Overthinking the importance of sleep only perpetuates the anxiety that keeps you awake. “Attributing everything bad that happens to poor sleep increases the importance of sleep and similarly the anxiety and stress of sleeping poorly,” says Donna Arand, PhD, clinical director of the Kettering Sleep Disorders Center, in Kettering, Ohio. “This can be a vicious circle.”
If you have insomnia, it’s important to accept that you can get through a few days without enough sleep and do just fine — a message your brain must absorb. “You have to believe that the occasional insomnia is normal,” says Mark Mahowald, MD, a professor of neurology and director of the Minnesota Regional Sleep Disorders Center in Hennepin County Medical Center, in Minneapolis. “You have to acknowledge that it’s part of the human condition. Nothing bad is going to happen to you if you had a bad night’s sleep.”
Turn Hope Into Action
Many insomniacs start to dread bedtime in the late afternoon, saying, “Gee, I hope I sleep tonight,” or “I’m afraid I’ll be up again.” These thoughts don’t exactly set the stage for a night of sound slumber and may actually fuel your sleeplessness, Dr. Mahowald says.
Instead, he says, “You should say, “I’m going to do this new program. I’m not going to bed until I feel sleepy, and I won’t spend more than 15 minutes in bed awake. That kind of thinking empowers you.”
Calming the overactive mind involves relaxing the body. Research has shown that many people with insomnia have more sympathetic nervous system activity — the system that kicks into gear when you’re under stress. “They have slightly higher body temperatures, heart rates and metabolic rates compared to those without insomnia,” Dr. Arand says.

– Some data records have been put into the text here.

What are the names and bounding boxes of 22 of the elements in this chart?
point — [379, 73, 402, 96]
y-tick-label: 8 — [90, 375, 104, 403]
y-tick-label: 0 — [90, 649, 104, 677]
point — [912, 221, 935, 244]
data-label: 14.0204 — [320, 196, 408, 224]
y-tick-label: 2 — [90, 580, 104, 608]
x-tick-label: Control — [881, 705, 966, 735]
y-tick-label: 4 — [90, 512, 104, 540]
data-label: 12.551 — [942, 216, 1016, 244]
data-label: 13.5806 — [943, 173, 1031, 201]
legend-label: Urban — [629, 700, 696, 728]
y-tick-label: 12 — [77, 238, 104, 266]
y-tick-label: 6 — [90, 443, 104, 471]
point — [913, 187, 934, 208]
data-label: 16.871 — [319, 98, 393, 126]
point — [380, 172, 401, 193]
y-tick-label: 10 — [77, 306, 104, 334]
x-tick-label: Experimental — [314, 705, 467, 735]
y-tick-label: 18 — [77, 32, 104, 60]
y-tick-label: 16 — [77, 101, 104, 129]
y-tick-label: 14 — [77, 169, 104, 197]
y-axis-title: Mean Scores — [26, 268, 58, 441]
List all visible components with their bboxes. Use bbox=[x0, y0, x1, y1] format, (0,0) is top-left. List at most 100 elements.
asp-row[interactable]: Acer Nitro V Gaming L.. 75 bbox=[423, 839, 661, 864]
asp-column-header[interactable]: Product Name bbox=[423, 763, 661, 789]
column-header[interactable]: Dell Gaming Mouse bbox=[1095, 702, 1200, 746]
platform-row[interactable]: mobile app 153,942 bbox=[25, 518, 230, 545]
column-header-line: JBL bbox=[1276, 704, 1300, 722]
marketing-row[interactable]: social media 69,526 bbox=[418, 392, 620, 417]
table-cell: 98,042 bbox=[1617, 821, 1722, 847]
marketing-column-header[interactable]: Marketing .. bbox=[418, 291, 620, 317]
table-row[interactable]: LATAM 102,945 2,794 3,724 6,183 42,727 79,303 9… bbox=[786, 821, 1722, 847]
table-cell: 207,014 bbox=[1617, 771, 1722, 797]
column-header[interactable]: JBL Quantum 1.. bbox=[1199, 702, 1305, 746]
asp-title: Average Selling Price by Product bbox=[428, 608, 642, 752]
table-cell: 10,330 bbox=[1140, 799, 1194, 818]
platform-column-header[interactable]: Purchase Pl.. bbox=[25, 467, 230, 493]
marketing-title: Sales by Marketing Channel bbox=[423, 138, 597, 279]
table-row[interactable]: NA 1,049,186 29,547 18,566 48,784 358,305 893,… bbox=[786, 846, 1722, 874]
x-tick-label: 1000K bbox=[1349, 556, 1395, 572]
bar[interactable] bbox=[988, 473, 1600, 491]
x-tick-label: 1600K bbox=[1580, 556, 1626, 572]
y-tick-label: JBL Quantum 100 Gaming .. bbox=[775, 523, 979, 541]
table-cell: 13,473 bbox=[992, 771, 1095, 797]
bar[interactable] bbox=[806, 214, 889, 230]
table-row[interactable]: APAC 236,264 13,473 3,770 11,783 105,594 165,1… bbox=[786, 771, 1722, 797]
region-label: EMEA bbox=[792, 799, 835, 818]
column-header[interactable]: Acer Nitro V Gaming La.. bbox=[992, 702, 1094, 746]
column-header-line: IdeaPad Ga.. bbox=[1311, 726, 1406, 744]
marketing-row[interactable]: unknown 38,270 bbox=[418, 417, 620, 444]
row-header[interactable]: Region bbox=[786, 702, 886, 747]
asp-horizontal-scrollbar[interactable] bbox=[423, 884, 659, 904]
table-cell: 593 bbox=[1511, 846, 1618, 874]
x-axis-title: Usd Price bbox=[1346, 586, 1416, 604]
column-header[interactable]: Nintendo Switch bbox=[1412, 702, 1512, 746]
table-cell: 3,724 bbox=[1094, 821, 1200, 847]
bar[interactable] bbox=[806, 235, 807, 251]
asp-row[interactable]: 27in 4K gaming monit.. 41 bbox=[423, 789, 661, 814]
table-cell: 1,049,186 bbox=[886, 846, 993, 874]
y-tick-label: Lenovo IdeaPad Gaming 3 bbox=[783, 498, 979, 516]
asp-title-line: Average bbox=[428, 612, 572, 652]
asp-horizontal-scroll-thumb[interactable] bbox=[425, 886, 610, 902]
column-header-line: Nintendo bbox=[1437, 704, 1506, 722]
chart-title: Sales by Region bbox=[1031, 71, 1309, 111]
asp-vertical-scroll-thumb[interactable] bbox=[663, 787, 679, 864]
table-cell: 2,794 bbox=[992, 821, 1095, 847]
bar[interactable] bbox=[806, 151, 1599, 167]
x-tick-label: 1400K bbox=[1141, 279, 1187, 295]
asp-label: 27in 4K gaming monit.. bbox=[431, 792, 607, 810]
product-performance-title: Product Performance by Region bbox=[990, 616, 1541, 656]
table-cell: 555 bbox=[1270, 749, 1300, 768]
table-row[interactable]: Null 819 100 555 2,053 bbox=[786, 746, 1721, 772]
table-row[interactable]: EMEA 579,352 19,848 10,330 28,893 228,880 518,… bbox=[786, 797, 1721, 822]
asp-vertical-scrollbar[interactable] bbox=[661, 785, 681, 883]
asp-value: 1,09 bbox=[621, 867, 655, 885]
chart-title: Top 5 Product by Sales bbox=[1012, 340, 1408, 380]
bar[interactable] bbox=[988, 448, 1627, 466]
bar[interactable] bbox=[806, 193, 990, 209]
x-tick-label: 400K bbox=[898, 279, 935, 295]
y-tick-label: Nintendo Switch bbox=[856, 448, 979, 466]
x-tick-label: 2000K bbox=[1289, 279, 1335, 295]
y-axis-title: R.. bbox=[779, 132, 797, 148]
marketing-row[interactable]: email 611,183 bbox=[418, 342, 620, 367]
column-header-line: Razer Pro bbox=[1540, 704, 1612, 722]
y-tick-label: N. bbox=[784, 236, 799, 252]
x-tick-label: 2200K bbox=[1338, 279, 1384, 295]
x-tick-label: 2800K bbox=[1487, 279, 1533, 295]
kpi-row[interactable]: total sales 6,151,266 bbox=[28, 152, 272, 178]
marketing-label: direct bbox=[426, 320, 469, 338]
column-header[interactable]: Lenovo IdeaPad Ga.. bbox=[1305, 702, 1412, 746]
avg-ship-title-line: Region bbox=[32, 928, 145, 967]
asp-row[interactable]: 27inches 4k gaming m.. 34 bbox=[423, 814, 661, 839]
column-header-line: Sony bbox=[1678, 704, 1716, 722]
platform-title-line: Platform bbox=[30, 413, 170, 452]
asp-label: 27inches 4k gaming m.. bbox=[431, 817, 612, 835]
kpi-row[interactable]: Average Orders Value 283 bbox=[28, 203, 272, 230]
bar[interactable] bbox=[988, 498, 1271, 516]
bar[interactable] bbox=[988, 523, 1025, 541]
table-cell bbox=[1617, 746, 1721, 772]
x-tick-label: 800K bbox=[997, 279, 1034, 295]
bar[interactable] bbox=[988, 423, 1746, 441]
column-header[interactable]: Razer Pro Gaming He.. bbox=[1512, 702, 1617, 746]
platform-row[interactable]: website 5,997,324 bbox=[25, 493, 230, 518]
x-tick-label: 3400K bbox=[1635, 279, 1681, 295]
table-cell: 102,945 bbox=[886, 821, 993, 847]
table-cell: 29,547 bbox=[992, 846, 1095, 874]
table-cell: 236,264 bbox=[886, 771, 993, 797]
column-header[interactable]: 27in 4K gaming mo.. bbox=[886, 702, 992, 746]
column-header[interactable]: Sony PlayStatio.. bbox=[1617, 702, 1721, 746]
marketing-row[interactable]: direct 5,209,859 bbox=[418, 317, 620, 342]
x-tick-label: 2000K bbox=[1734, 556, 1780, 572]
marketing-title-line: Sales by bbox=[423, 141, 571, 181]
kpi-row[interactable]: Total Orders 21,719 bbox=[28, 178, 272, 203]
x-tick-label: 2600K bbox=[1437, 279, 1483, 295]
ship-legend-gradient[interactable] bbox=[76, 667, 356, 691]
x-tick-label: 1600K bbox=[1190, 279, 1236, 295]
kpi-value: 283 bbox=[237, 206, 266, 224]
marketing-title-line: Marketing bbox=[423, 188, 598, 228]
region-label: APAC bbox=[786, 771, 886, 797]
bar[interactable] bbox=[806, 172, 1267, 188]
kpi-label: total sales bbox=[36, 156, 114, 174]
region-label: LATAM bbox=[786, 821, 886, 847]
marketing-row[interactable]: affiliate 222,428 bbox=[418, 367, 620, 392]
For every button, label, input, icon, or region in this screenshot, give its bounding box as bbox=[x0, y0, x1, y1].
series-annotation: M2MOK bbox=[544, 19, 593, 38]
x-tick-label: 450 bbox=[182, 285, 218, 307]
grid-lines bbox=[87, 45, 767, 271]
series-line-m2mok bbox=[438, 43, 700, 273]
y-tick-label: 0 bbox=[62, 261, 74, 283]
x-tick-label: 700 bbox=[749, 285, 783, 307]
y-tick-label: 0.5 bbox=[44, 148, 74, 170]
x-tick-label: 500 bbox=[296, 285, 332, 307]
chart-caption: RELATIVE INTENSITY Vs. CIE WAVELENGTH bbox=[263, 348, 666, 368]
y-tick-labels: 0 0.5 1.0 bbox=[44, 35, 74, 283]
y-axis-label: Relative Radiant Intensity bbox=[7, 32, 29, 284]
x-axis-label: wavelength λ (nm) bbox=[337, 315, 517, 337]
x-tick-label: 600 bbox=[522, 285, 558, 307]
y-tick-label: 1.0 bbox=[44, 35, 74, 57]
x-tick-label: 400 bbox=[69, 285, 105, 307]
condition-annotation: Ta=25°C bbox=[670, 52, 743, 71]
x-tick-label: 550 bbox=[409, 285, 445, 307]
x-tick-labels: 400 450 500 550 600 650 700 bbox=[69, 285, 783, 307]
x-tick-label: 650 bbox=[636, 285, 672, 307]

That’s where relaxation exercises can help. Techniques such as deep breathing, guided imagery, meditation or progressive muscle relaxation exercises train you to calm down. When you relax, you engage the parasympathetic nervous system, which slows your heart rate and respiration, and prepares your body for sleep. Other ways to relax include listening to music, taking a warm bath or shower or doing some gentle stretches.
Strike a Pose
Doing yoga may be one of the most effective ways to relax a restless mind. In fact, a study in the Journal of Alternative and Complementary Medicine suggested that yoga may be even more effective than reading. The researchers compared subjects who did yoga for an hour with other subjects who read for an hour. The researchers measured the subjects levels of gamma-aminobutyric (GABA), a brain chemical that signals the body to relax. In those who did yoga, they found a 27 percent increase in GABA levels, but no change in the group that read.
Avoid poses that are too invigorating, and stick with those that promote relaxation. Peggy Hall, a certified yoga instructor in Aliso Viejo, California, suggests doing a modified pigeon pose:
Sit in the middle of your bed, knees bent and feet flat on the mattress. Let both knees fall to the right so you’re sitting on your right buttock/hip and your feet are to your left. Draw your left leg behind you a few inches so it’s not resting on your right leg or foot. Place your hands on either side of your right bent knee and then lower yourself over your thigh. Bend your elbows and rest your forehead on the back of your hands, or use a pillow under your forehead instead. Take all of your body weight onto your right leg. Relax and let go. Empty your mind. Rest for a minute or two, then press yourself up slowly. Repeat on the other side.